Erika Hilton reagiu com veemência nas redes sociais, classificando Ratinho como “esgoto da sociedade” e “rato”, e anunciou imediatamente sua decisão de recorrer à Justiça. A deputada protocolou representação no Ministério Público de São Paulo pedindo a abertura de inquérito para apurar crime de transfobia, além de medidas cíveis e criminais contra o apresentador e a emissora. Essa escolha reflete não apenas uma resposta pessoal, mas uma estratégia para proteger direitos coletivos, com pedido de investigação que pode levar à responsabilização penal do comunicador.
A decisão de Erika Hilton de processar Ratinho ganhou força com o apoio de outras deputadas, como Duda Salabert, que também acionaram o MP-SP. A parlamentar argumenta que as declarações ultrapassam o limite da opinião e configuram incitação ao ódio, passível de punição de até seis anos de prisão conforme a equiparação da transfobia ao racismo pelo Supremo Tribunal Federal. Ela enfatiza que o ataque atinge não só mulheres trans, mas todas as mulheres que não se encaixam em padrões biológicos rígidos, ampliando o impacto da controvérsia.
Essa iniciativa ocorre pouco tempo após o ministro Gilmar Mendes, do STF, ter mantido o arquivamento de um processo anterior movido pela própria Hilton contra outra ativista. Naquela ocasião, o ministro considerou que as declarações não configuravam discurso de ódio no contexto específico analisado, priorizando a liberdade de expressão. No entanto, a decisão de Gilmar não criou uma regra geral liberando misgendering, e o caso atual com Ratinho difere pelo alcance televisivo e pela repetição intencional das ofensas.
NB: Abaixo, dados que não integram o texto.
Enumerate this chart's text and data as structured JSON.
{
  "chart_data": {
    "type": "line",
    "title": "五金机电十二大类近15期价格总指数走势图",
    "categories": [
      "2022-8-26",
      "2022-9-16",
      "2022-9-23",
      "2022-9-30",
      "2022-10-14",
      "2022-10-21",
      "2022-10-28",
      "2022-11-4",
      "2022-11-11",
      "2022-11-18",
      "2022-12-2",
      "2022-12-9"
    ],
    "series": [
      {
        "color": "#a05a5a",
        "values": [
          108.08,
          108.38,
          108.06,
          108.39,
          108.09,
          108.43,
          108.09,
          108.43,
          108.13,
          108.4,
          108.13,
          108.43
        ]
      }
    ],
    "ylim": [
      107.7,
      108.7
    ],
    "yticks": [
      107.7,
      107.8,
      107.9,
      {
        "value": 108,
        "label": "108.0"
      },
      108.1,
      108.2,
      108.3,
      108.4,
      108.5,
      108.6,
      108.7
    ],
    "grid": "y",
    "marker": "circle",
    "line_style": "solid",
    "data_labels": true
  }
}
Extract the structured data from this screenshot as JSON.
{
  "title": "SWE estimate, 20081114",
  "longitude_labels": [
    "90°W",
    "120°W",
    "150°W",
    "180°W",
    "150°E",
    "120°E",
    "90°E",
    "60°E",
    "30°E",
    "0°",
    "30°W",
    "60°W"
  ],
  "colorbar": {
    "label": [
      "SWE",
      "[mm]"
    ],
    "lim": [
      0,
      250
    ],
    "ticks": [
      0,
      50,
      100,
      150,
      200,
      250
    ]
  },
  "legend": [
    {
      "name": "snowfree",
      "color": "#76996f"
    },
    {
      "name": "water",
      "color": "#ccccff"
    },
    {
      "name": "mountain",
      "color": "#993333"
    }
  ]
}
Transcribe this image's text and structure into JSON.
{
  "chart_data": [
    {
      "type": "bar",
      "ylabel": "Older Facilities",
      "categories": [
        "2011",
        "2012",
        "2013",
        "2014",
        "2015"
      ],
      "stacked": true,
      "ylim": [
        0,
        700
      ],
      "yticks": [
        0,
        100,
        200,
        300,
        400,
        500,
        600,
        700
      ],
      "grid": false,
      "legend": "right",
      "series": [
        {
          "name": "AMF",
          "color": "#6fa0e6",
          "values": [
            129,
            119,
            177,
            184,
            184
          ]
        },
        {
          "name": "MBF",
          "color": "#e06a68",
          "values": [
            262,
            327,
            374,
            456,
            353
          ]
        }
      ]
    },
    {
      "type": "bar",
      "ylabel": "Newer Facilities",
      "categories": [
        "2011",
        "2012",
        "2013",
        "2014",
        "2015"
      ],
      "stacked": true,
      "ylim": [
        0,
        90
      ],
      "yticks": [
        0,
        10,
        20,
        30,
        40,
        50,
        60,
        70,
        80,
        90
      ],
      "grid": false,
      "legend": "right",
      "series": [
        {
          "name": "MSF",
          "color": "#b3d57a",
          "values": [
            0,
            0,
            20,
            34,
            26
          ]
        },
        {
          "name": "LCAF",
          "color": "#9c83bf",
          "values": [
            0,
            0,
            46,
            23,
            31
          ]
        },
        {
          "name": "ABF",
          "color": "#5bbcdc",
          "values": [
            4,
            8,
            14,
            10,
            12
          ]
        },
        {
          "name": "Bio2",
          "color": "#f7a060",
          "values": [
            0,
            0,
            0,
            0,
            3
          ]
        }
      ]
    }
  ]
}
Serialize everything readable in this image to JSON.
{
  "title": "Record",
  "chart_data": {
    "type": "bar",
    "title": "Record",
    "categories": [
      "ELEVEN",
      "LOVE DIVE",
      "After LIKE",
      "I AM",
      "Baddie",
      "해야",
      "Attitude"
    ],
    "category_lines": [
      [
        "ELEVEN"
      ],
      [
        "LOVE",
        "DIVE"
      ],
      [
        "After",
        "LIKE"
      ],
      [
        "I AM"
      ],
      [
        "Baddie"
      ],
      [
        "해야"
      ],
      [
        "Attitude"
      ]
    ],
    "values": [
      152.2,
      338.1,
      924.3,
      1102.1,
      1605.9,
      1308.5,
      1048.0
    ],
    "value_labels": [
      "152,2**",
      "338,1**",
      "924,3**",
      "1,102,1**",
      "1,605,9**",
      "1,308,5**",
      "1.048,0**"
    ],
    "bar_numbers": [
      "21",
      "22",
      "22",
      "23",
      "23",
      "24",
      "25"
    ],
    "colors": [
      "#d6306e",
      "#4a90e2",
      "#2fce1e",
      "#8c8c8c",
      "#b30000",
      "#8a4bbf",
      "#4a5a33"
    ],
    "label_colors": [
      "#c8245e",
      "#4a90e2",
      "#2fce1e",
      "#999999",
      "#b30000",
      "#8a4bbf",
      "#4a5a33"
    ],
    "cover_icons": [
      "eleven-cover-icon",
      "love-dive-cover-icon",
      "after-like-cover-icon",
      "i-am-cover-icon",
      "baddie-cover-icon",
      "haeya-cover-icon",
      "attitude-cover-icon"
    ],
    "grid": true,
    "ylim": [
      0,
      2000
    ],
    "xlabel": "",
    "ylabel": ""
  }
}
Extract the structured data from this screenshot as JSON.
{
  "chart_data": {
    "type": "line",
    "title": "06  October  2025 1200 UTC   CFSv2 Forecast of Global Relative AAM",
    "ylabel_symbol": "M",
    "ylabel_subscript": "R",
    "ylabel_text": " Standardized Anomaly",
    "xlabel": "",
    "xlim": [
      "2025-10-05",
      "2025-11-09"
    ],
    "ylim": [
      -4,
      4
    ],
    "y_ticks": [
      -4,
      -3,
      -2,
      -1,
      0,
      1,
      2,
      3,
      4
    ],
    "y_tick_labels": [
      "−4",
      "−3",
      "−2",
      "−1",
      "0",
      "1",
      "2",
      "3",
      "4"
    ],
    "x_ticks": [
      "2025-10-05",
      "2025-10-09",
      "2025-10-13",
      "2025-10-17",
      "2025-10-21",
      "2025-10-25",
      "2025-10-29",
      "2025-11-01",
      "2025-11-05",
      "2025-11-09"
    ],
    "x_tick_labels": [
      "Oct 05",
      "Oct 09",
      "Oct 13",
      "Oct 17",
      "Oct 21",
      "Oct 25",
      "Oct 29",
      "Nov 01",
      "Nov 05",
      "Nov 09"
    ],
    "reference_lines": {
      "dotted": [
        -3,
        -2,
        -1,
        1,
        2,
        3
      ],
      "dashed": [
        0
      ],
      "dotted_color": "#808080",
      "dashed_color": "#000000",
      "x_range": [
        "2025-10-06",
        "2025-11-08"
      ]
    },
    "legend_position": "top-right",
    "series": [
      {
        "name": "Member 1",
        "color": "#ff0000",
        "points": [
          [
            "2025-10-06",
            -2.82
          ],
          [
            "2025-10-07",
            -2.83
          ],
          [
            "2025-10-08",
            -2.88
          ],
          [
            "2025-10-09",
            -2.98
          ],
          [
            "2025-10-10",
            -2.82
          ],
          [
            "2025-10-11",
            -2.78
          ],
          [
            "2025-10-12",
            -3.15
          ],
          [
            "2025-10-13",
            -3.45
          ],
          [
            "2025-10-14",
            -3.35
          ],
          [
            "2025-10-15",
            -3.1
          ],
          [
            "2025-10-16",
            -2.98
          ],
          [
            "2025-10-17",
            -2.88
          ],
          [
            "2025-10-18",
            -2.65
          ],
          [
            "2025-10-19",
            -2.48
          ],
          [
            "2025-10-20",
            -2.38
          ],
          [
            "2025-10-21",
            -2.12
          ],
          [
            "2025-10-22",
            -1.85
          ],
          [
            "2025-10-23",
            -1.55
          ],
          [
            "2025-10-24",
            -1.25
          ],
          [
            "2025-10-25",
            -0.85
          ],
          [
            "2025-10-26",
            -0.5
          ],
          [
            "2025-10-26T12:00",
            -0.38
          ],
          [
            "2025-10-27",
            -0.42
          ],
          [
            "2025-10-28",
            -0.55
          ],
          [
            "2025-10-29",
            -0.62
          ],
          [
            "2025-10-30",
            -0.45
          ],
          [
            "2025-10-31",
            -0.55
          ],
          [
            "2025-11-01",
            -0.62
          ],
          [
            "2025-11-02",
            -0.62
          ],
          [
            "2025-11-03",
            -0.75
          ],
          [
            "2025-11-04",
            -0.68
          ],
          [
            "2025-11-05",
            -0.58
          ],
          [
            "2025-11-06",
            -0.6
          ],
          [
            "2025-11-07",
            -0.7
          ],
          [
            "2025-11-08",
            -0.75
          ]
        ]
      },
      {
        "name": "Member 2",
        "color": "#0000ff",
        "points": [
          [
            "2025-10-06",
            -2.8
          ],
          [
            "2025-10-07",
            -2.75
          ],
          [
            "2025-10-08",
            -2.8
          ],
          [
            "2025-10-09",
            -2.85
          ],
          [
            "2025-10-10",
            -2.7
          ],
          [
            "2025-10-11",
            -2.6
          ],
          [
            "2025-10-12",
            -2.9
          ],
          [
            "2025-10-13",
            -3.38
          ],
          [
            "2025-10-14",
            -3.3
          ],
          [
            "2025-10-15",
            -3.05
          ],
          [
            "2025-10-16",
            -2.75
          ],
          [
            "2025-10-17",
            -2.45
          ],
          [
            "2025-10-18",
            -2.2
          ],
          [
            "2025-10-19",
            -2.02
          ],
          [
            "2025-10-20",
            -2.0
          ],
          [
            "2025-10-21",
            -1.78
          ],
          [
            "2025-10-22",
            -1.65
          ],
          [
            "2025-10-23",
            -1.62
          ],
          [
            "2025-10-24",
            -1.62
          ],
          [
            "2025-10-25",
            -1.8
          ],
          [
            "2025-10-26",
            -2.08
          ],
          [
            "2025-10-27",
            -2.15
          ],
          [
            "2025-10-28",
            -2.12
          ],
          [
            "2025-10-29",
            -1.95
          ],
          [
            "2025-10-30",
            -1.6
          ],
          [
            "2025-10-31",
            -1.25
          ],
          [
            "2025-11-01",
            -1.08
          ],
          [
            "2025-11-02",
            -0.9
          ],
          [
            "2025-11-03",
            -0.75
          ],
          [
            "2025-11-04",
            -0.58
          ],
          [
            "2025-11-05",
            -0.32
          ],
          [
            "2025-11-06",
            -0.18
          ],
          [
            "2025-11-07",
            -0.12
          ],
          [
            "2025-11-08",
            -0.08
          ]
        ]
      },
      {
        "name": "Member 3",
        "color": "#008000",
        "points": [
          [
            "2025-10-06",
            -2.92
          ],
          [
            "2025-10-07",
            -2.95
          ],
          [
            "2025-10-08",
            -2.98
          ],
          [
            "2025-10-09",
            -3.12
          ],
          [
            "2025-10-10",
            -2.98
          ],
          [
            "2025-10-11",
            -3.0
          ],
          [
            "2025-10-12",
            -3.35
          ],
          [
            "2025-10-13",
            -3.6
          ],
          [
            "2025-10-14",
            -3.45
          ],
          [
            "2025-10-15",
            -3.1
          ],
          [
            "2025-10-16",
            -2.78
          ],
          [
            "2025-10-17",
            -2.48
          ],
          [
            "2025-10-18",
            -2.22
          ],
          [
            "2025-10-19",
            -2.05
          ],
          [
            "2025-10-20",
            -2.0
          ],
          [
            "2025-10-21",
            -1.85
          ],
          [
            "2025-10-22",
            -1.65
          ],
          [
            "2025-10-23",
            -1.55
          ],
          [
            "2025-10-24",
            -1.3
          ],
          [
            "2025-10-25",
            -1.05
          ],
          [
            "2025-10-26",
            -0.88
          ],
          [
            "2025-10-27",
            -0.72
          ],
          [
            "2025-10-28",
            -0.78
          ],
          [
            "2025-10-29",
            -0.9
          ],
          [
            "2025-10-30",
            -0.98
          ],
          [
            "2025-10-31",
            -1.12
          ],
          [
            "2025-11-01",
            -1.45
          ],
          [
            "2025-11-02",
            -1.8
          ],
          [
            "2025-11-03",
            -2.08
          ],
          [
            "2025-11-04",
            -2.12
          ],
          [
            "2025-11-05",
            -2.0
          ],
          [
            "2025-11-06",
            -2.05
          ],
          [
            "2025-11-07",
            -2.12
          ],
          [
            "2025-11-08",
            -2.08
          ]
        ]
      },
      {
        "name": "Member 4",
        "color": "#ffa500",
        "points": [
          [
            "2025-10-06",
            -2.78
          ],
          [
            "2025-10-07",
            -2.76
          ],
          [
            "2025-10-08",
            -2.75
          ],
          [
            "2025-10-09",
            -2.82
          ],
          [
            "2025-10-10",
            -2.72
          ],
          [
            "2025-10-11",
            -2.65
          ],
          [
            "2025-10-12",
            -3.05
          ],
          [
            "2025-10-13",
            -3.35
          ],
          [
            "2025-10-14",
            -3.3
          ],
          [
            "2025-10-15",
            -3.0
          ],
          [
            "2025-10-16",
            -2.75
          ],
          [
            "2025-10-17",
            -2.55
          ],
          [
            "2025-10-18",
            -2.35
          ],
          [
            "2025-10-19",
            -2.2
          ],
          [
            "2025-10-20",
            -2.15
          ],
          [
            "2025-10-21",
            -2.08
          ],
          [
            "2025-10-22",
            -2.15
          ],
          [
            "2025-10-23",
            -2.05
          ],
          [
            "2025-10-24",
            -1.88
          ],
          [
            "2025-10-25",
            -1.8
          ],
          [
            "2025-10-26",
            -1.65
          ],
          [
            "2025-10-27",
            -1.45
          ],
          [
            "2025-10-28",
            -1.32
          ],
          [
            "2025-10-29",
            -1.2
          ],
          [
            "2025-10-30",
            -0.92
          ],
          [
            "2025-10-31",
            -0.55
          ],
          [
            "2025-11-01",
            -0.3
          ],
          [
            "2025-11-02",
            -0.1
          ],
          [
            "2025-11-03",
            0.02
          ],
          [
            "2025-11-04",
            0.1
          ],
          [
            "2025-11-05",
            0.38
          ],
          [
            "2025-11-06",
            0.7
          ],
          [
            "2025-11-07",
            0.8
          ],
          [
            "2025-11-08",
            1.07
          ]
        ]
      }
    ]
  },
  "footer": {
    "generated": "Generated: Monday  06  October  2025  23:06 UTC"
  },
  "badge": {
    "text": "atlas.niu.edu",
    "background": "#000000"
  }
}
No episódio do SBT, as falas de Ratinho ocorreram diante de uma plateia majoritariamente feminina, que demonstrou desconforto em vários momentos, e foram transmitidas para milhões de espectadores. Erika Hilton sustenta que o programa, ao veicular conteúdo discriminatório, agrava a responsabilidade do apresentador e da emissora, transformando a discussão em um teste para os limites da mídia brasileira. A deputada busca, com sua decisão judicial, não apenas reparação individual, mas um precedente contra ataques semelhantes.
Ratinho, por sua vez, manteve a postura defensiva, afirmando que suas palavras não continham mentira e que está preparado para enfrentar processos. A emissora ainda não se manifestou oficialmente, mas o caso reacende o debate sobre a responsabilidade editorial em programas de grande audiência. A decisão de Erika Hilton de não silenciar e levar o tema ao Judiciário coloca em evidência o choque entre visões essencialistas sobre gênero e o reconhecimento legal da identidade trans.
O desenrolar dessa ação judicial pode influenciar o tratamento de temas de gênero na imprensa nacional, equilibrando liberdade de expressão com a proteção de grupos vulneráveis. Enquanto Erika Hilton segue determinada em sua decisão de processar Ratinho, o episódio reforça a urgência de um diálogo maduro sobre direitos humanos no Brasil, em um momento em que a violência contra pessoas trans continua a demandar respostas concretas da sociedade e do Estado.